Może i tak, ale tylko po to by przejezdzic nim 2-3 sezony bo więcej nie wytrzyma.
Już nie długo ( chyba ) kupię chinola, rozglądam się i wgl. jak się uda kupić będzie zaprezentowany na CR Smile
Chińczyki nie są wcale złe.
Wiadomo jest jedna zasada, jak dbasz, tak masz.
nie tylko jak dbasz tak masz ale jak się trafi to tak masz też
(25-01-2014 22:56:49)Paweł96 napisał(a): [ -> ]Chińczyki nie są wcale złe.
Wiadomo jest jedna zasada, jak dbasz, tak masz.

Fakt. Np mój brat ma skutter(nie romet, ale silnik ten sam) Kupiony jako nowy. Najechane 4k i w tym momęcie nie daje oznak życia.

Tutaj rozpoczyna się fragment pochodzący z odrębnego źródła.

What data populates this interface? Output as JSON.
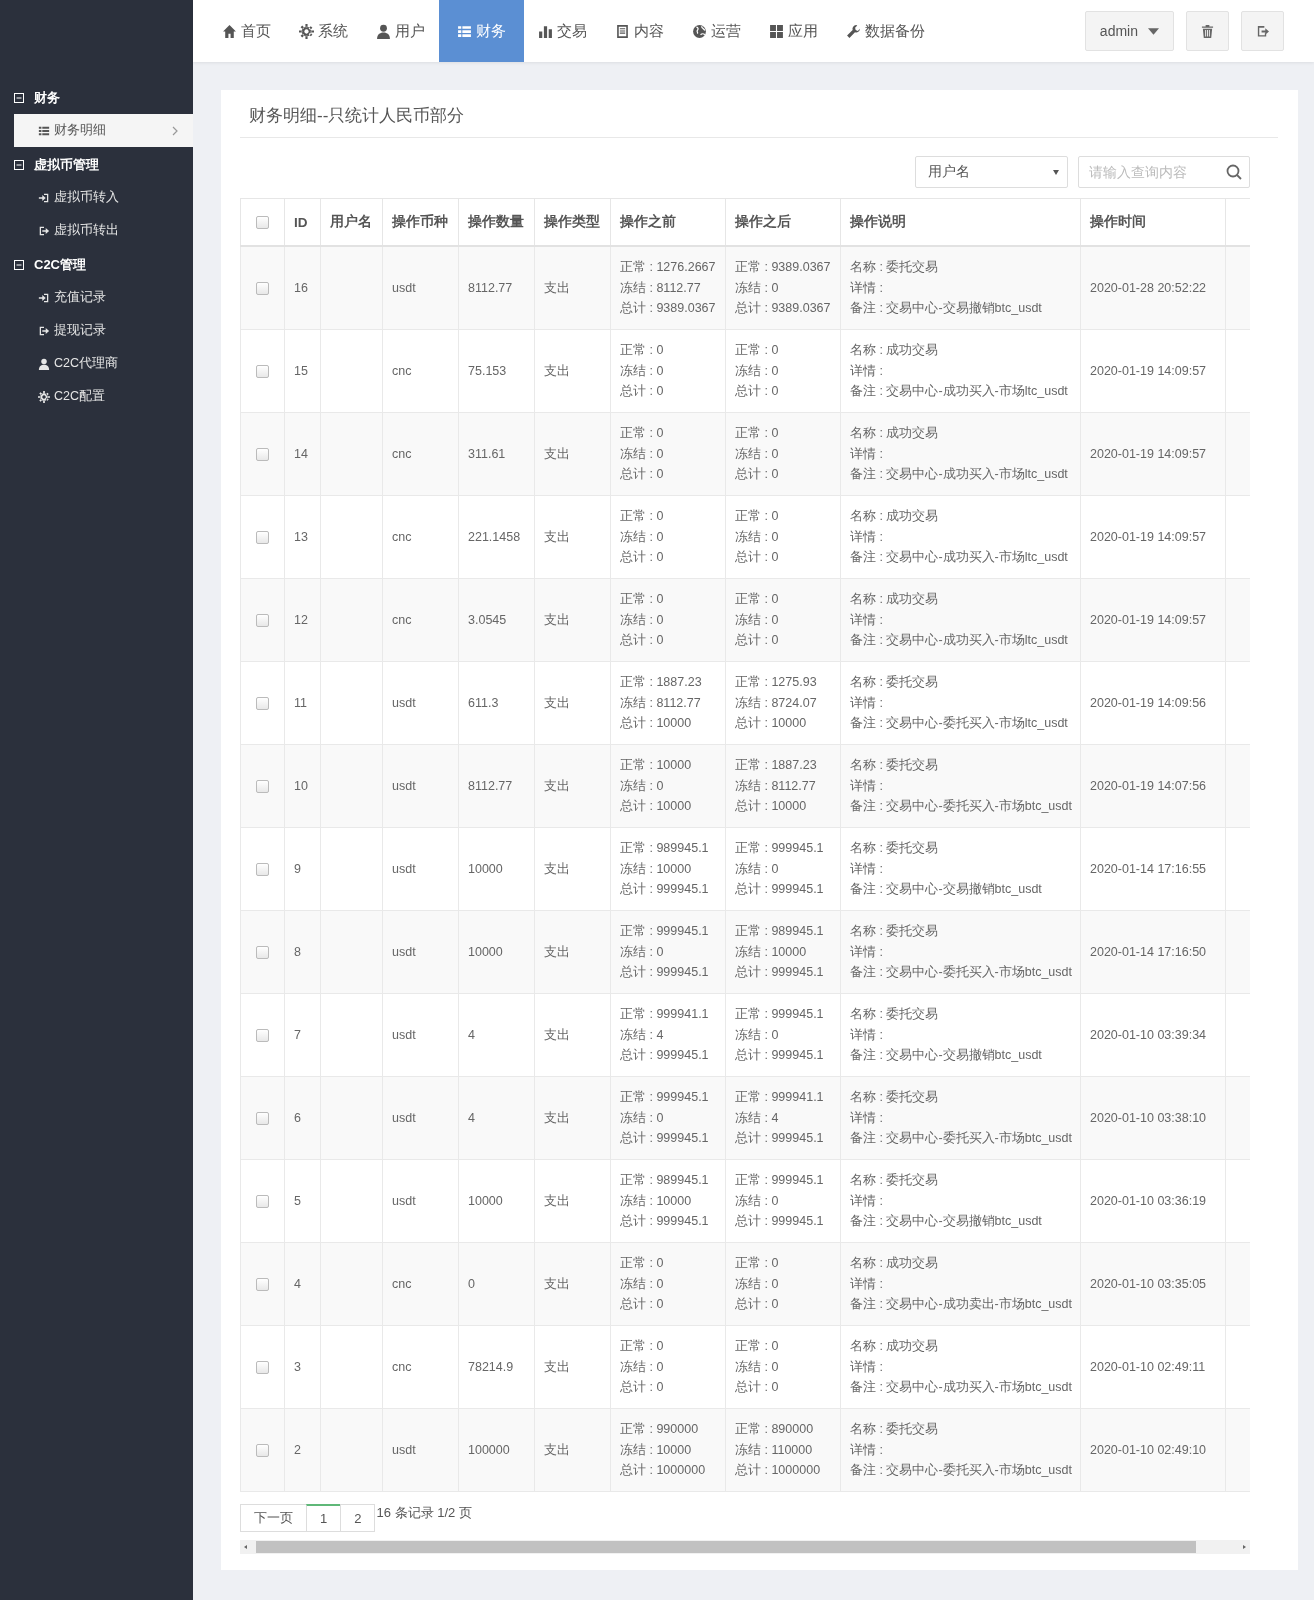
{
  "nav": {
    "items": [
      {
        "label": "首页",
        "selected": false
      },
      {
        "label": "系统",
        "selected": false
      },
      {
        "label": "用户",
        "selected": false
      },
      {
        "label": "财务",
        "selected": true
      },
      {
        "label": "交易",
        "selected": false
      },
      {
        "label": "内容",
        "selected": false
      },
      {
        "label": "运营",
        "selected": false
      },
      {
        "label": "应用",
        "selected": false
      },
      {
        "label": "数据备份",
        "selected": false
      }
    ],
    "user": "admin"
  },
  "sidebar": {
    "groups": [
      {
        "title": "财务",
        "items": [
          {
            "label": "财务明细",
            "selected": true
          }
        ]
      },
      {
        "title": "虚拟币管理",
        "items": [
          {
            "label": "虚拟币转入",
            "selected": false
          },
          {
            "label": "虚拟币转出",
            "selected": false
          }
        ]
      },
      {
        "title": "C2C管理",
        "items": [
          {
            "label": "充值记录",
            "selected": false
          },
          {
            "label": "提现记录",
            "selected": false
          },
          {
            "label": "C2C代理商",
            "selected": false
          },
          {
            "label": "C2C配置",
            "selected": false
          }
        ]
      }
    ]
  },
  "panel": {
    "title": "财务明细--只统计人民币部分",
    "filter": {
      "select": "用户名",
      "placeholder": "请输入查询内容"
    }
  },
  "table": {
    "select_all": {
      "checked": false
    },
    "columns": [
      "ID",
      "用户名",
      "操作币种",
      "操作数量",
      "操作类型",
      "操作之前",
      "操作之后",
      "操作说明",
      "操作时间"
    ],
    "rows": [
      {
        "checked": false,
        "id": "16",
        "user": "",
        "coin": "usdt",
        "amount": "8112.77",
        "type": "支出",
        "before": [
          "正常 : 1276.2667",
          "冻结 : 8112.77",
          "总计 : 9389.0367"
        ],
        "after": [
          "正常 : 9389.0367",
          "冻结 : 0",
          "总计 : 9389.0367"
        ],
        "desc": [
          "名称 : 委托交易",
          "详情 :",
          "备注 : 交易中心-交易撤销btc_usdt"
        ],
        "time": "2020-01-28 20:52:22"
      },
      {
        "checked": false,
        "id": "15",
        "user": "",
        "coin": "cnc",
        "amount": "75.153",
        "type": "支出",
        "before": [
          "正常 : 0",
          "冻结 : 0",
          "总计 : 0"
        ],
        "after": [
          "正常 : 0",
          "冻结 : 0",
          "总计 : 0"
        ],
        "desc": [
          "名称 : 成功交易",
          "详情 :",
          "备注 : 交易中心-成功买入-市场ltc_usdt"
        ],
        "time": "2020-01-19 14:09:57"
      },
      {
        "checked": false,
        "id": "14",
        "user": "",
        "coin": "cnc",
        "amount": "311.61",
        "type": "支出",
        "before": [
          "正常 : 0",
          "冻结 : 0",
          "总计 : 0"
        ],
        "after": [
          "正常 : 0",
          "冻结 : 0",
          "总计 : 0"
        ],
        "desc": [
          "名称 : 成功交易",
          "详情 :",
          "备注 : 交易中心-成功买入-市场ltc_usdt"
        ],
        "time": "2020-01-19 14:09:57"
      },
      {
        "checked": false,
        "id": "13",
        "user": "",
        "coin": "cnc",
        "amount": "221.1458",
        "type": "支出",
        "before": [
          "正常 : 0",
          "冻结 : 0",
          "总计 : 0"
        ],
        "after": [
          "正常 : 0",
          "冻结 : 0",
          "总计 : 0"
        ],
        "desc": [
          "名称 : 成功交易",
          "详情 :",
          "备注 : 交易中心-成功买入-市场ltc_usdt"
        ],
        "time": "2020-01-19 14:09:57"
      },
      {
        "checked": false,
        "id": "12",
        "user": "",
        "coin": "cnc",
        "amount": "3.0545",
        "type": "支出",
        "before": [
          "正常 : 0",
          "冻结 : 0",
          "总计 : 0"
        ],
        "after": [
          "正常 : 0",
          "冻结 : 0",
          "总计 : 0"
        ],
        "desc": [
          "名称 : 成功交易",
          "详情 :",
          "备注 : 交易中心-成功买入-市场ltc_usdt"
        ],
        "time": "2020-01-19 14:09:57"
      },
      {
        "checked": false,
        "id": "11",
        "user": "",
        "coin": "usdt",
        "amount": "611.3",
        "type": "支出",
        "before": [
          "正常 : 1887.23",
          "冻结 : 8112.77",
          "总计 : 10000"
        ],
        "after": [
          "正常 : 1275.93",
          "冻结 : 8724.07",
          "总计 : 10000"
        ],
        "desc": [
          "名称 : 委托交易",
          "详情 :",
          "备注 : 交易中心-委托买入-市场ltc_usdt"
        ],
        "time": "2020-01-19 14:09:56"
      },
      {
        "checked": false,
        "id": "10",
        "user": "",
        "coin": "usdt",
        "amount": "8112.77",
        "type": "支出",
        "before": [
          "正常 : 10000",
          "冻结 : 0",
          "总计 : 10000"
        ],
        "after": [
          "正常 : 1887.23",
          "冻结 : 8112.77",
          "总计 : 10000"
        ],
        "desc": [
          "名称 : 委托交易",
          "详情 :",
          "备注 : 交易中心-委托买入-市场btc_usdt"
        ],
        "time": "2020-01-19 14:07:56"
      },
      {
        "checked": false,
        "id": "9",
        "user": "",
        "coin": "usdt",
        "amount": "10000",
        "type": "支出",
        "before": [
          "正常 : 989945.1",
          "冻结 : 10000",
          "总计 : 999945.1"
        ],
        "after": [
          "正常 : 999945.1",
          "冻结 : 0",
          "总计 : 999945.1"
        ],
        "desc": [
          "名称 : 委托交易",
          "详情 :",
          "备注 : 交易中心-交易撤销btc_usdt"
        ],
        "time": "2020-01-14 17:16:55"
      },
      {
        "checked": false,
        "id": "8",
        "user": "",
        "coin": "usdt",
        "amount": "10000",
        "type": "支出",
        "before": [
          "正常 : 999945.1",
          "冻结 : 0",
          "总计 : 999945.1"
        ],
        "after": [
          "正常 : 989945.1",
          "冻结 : 10000",
          "总计 : 999945.1"
        ],
        "desc": [
          "名称 : 委托交易",
          "详情 :",
          "备注 : 交易中心-委托买入-市场btc_usdt"
        ],
        "time": "2020-01-14 17:16:50"
      },
      {
        "checked": false,
        "id": "7",
        "user": "",
        "coin": "usdt",
        "amount": "4",
        "type": "支出",
        "before": [
          "正常 : 999941.1",
          "冻结 : 4",
          "总计 : 999945.1"
        ],
        "after": [
          "正常 : 999945.1",
          "冻结 : 0",
          "总计 : 999945.1"
        ],
        "desc": [
          "名称 : 委托交易",
          "详情 :",
          "备注 : 交易中心-交易撤销btc_usdt"
        ],
        "time": "2020-01-10 03:39:34"
      },
      {
        "checked": false,
        "id": "6",
        "user": "",
        "coin": "usdt",
        "amount": "4",
        "type": "支出",
        "before": [
          "正常 : 999945.1",
          "冻结 : 0",
          "总计 : 999945.1"
        ],
        "after": [
          "正常 : 999941.1",
          "冻结 : 4",
          "总计 : 999945.1"
        ],
        "desc": [
          "名称 : 委托交易",
          "详情 :",
          "备注 : 交易中心-委托买入-市场btc_usdt"
        ],
        "time": "2020-01-10 03:38:10"
      },
      {
        "checked": false,
        "id": "5",
        "user": "",
        "coin": "usdt",
        "amount": "10000",
        "type": "支出",
        "before": [
          "正常 : 989945.1",
          "冻结 : 10000",
          "总计 : 999945.1"
        ],
        "after": [
          "正常 : 999945.1",
          "冻结 : 0",
          "总计 : 999945.1"
        ],
        "desc": [
          "名称 : 委托交易",
          "详情 :",
          "备注 : 交易中心-交易撤销btc_usdt"
        ],
        "time": "2020-01-10 03:36:19"
      },
      {
        "checked": false,
        "id": "4",
        "user": "",
        "coin": "cnc",
        "amount": "0",
        "type": "支出",
        "before": [
          "正常 : 0",
          "冻结 : 0",
          "总计 : 0"
        ],
        "after": [
          "正常 : 0",
          "冻结 : 0",
          "总计 : 0"
        ],
        "desc": [
          "名称 : 成功交易",
          "详情 :",
          "备注 : 交易中心-成功卖出-市场btc_usdt"
        ],
        "time": "2020-01-10 03:35:05"
      },
      {
        "checked": false,
        "id": "3",
        "user": "",
        "coin": "cnc",
        "amount": "78214.9",
        "type": "支出",
        "before": [
          "正常 : 0",
          "冻结 : 0",
          "总计 : 0"
        ],
        "after": [
          "正常 : 0",
          "冻结 : 0",
          "总计 : 0"
        ],
        "desc": [
          "名称 : 成功交易",
          "详情 :",
          "备注 : 交易中心-成功买入-市场btc_usdt"
        ],
        "time": "2020-01-10 02:49:11"
      },
      {
        "checked": false,
        "id": "2",
        "user": "",
        "coin": "usdt",
        "amount": "100000",
        "type": "支出",
        "before": [
          "正常 : 990000",
          "冻结 : 10000",
          "总计 : 1000000"
        ],
        "after": [
          "正常 : 890000",
          "冻结 : 110000",
          "总计 : 1000000"
        ],
        "desc": [
          "名称 : 委托交易",
          "详情 :",
          "备注 : 交易中心-委托买入-市场btc_usdt"
        ],
        "time": "2020-01-10 02:49:10"
      }
    ]
  },
  "pagination": {
    "next": "下一页",
    "pages": [
      {
        "label": "1",
        "selected": true
      },
      {
        "label": "2",
        "selected": false
      }
    ],
    "summary": "16 条记录 1/2 页"
  }
}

Bezsensu temat, była już o tym mowa. Przenoszę do HP... :/
Ja się wypowiem tak: chińce sprzedawane pod marką romet motors to jedne z lepszych chińców. Ale to dalej chińce, ze wszystkimi ich przypadłościami(przy czym ze względu na montaż w Polsce nieco lepiej jest z wykonaniem, ale dalej nie jest idealnie). Zaś motorowery produkowane niegdyś przez zakłady rowerowe Predom Romet dawniej miały status taki, jak dziś chińce, czyli tanie g...o umożliwiające przemieszczanie się z punktu A do punktu B szybciej i wygodniej niż na nogach czy na rowerze. Jednak była pewna różnica: dziś człowiek jak ma kasę to idzie do sklepu i kupuje chińca. Za komuny człowiek nawet jak miał kasę, to nie mógł sobie kupić ot tak motoroweru. Najpierw musiał uzyskać talon, a nawet jak uzyskał, to nie zawsze szło kupić rometa, bo jeśli już jakiegoś rzucili na sklep to od razu pojawiała się po niego długa kolejka chętnych. Mimo to motorowery rometowskie były najłatwiej dostępnymi pojazdami mającymi silnik, a ludzie tym jeździli, bo nie było czym(gdy zaś tylko otworzono granice i zaczęto sprowadzać używane samochody z zachodu, większość ludzi dotychczas użytkujących motorowery Romet przesiadło się do samochodów, listonosze i młodzież wiejska w większości przesiedli się na simsony, których wtedy masę sprowadzono do Polski, bo po upadku NRD kojarzyły się tam z komuną i nikt nie chciał tym jeździć(tak jak u nas romet Big Grin ). Romety trafiły zaś do szop, a użytkowane były głównie przez ludzi starszych, i (zwłaszcza motorynki) przez młodzież, której nie było stać na nic lepszego). Jednak dzisiaj to, co jeszcze 5-10 lat temu było uważane za największy złom, okazuje się sporo lepsze jakościowo od chińców(słyszał ktoś, żeby w rometach ramy pękały? ;P ), oraz staje się nawet obiektem kolekcjonerskim, i osiąga zawrotne ceny(aż śmiać mi się chce, kiedy widzę w internecie jakąś tam motorynkę czy komara za 2000zł). I w zestawieniu z dzisiejszymi dalekowschodnimi pojazdami sprzedawanymi pod nazwą "Romet Motors" dawne romety jednak wygrywają(i tu pewnie ma wpływ na to to, że dawniej pojazd miał jeździć, jeździć i jeździć, a dziś ma dotrwać tylko do końca gwarancji, potem niech się rozpadnie, żeby klient kupił nowy)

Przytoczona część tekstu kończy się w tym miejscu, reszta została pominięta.